Nelle forme più stravaganti sortite dalla fusione emergevano dalla ceneri grandi quantità di alluminio, rame e stagno che, col ferro assai meno costoso ma più abbondante, parvero come una sorta di miniera per noi bambini che per molti giorni ancora ci dedicammo alla raccolta del metallo per venderlo al rigattiere di Bova Marina. A piangerlo furono i vecchi proprietari di quello che furono quelle cose alcuni dei quali persero proprio tutto
Sistemati sin da subito (da parte delle autorità) in alloggi di fortuna i senza tetto, al “campo” si tornò rapidamente alla normalità. Col relativismo tutto casalinovita nessuno fece una tragedia per la roba perduta. Il ragazzo ferito – tale Fortunato Modafferi - guarì senza conseguenze sulla salute. I giovani - cresciuti nel mito dell’azione – trovarono nell’accaduto motivi di contentezza per avere dato buona prova di sé. Tra quelli che videro il bicchiere mezzo vuoto (o vacante del tutto) le vecchiette timorate di Dio videro nel fatto il disappunto del Padreterno per i troppi comunisti in circolazione. Dello stesso tenore Don Miotti che dal pulpito della sua chiesa, da dove ne aveva dette di cotte e di crude, ebbe motivo di aggiungere altra carne sul fuoco alle già ardimentose prediche sulle storture nella comunità.
La rota
Non di meno anche la Rota ebbe tanti nuovi argomenti da portare in discussione. Il grande cerchio degli uomini detto comunemente “‘rota” si formava tutti i giorni nelle ore fuori dai pasti in un punto o l’altro del viale. Essa era da noi una vera istituzione la cui funzione era riflessa nella forma stessa: un cerchio perfetto di una linea sola di persone. Gli ammessi di fatto erano esclusivamente maschi adulti ai quali si apriva e richiudeva a ogni nuovo arrivato, ricomponendosi sempre allo stesso modo. Quale luogo di intrattenimento - anche ludico - e di conversazione era all’occorrenza anche biblioteca dei ricordi e scuola paesana dove si discuteva di qualunque cosa tranne che di sport. L’attualità era nel caso il pezzo forte e si parlò allora per giorni e giorni delle vicende del fuoco. L’”istituto”, per la sua stessa forma e natura funzionava da punto di mediazione per ricucire attraverso il ragionamento e il confronto le discrepanze nella comunità. Funzionando senza “funzionari” si reggeva equilibrata nel fatto che ognuno poteva dire quello che voleva ma sempre mettendoci la faccia, assumendosi le proprie responsabilità.
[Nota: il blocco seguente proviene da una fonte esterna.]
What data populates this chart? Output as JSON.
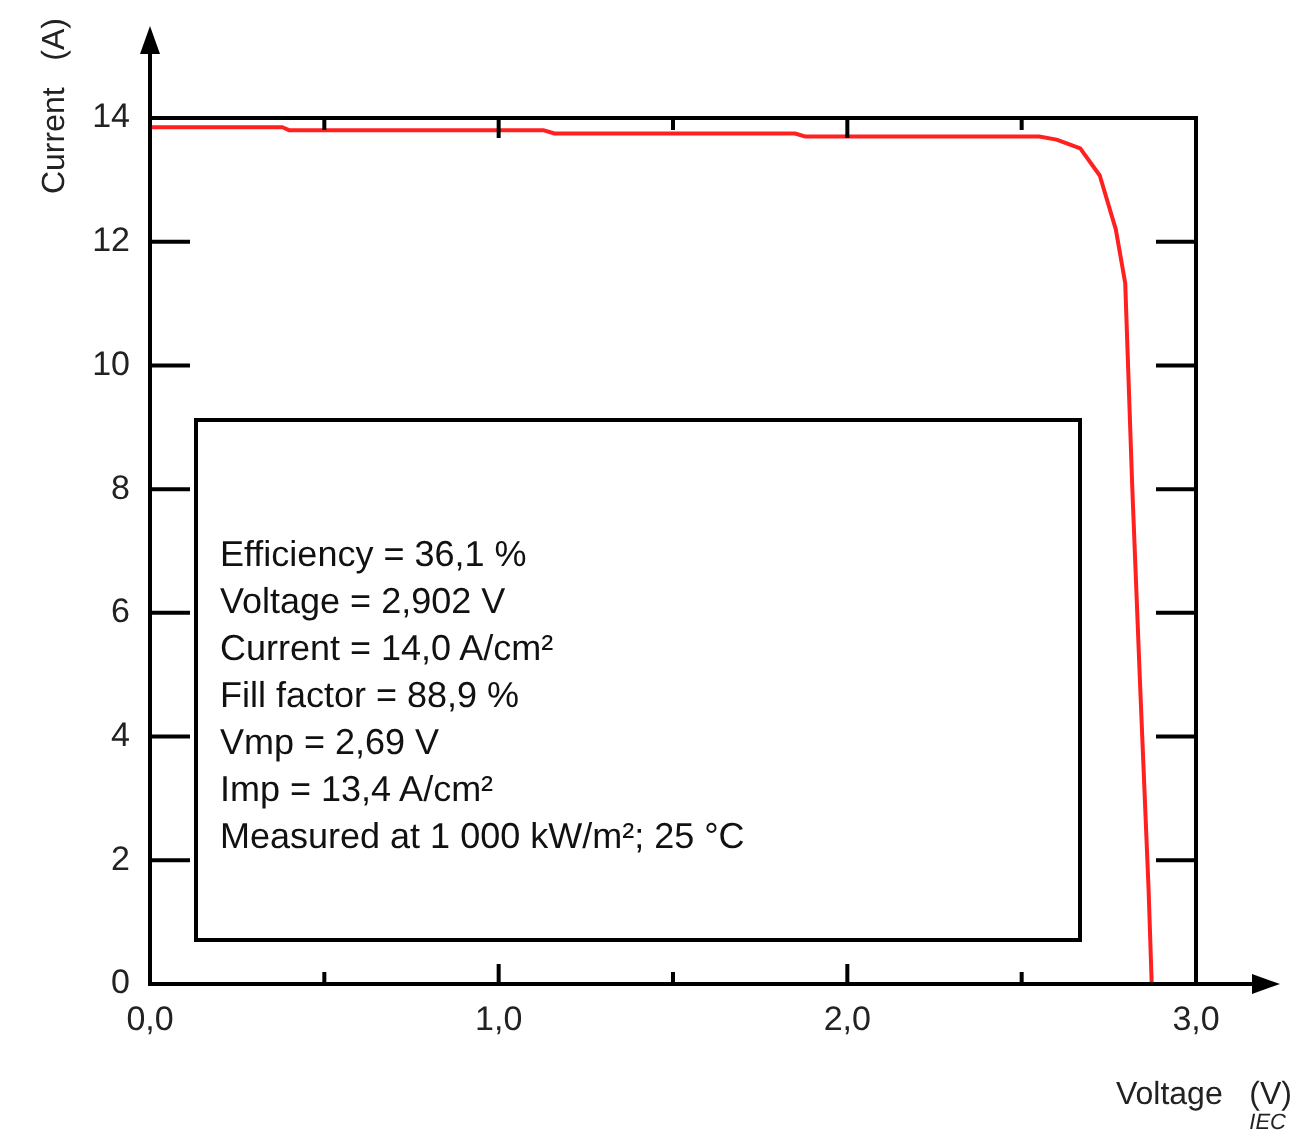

“Conservare la faccia” era tutto, e siccome la ragione andava anche con chi sapeva pigliarsela alla Rota in quei giorni andò a comparire anche quel capofamiglia della partenza del fuoco. Egli, che per altro era una brava e stimata persona e tra gli assidui della rota stessa, espose al meglio la sua narrazione dei fatti a scanso di colpe sue e dei suoi famigliari: i colpevoli? la sfortuna che ci perseguitava e una tragica fatalità! A chi allora gli rimproverò di non aversi tolto rapidamente la giacca per soffocare con quella la prima fiammata di fuoco , egli si giustificò col fatto di indossare al momento una giacca nuova di sarto e che sarebbe stato un vero peccato rovinarla! A voler essere pignoli c’era stato anche il poco edificante episodio dell’altra sua roba salvata mentre il fuoco si prendeva quella degli altri ma, per quanto incredibile, la giustificazione venne ritenuta ammissibile: tutto sommato c’è l’eravamo cavata alla grande, la ROTA assolse anche lui e tutto passò in cavalleria.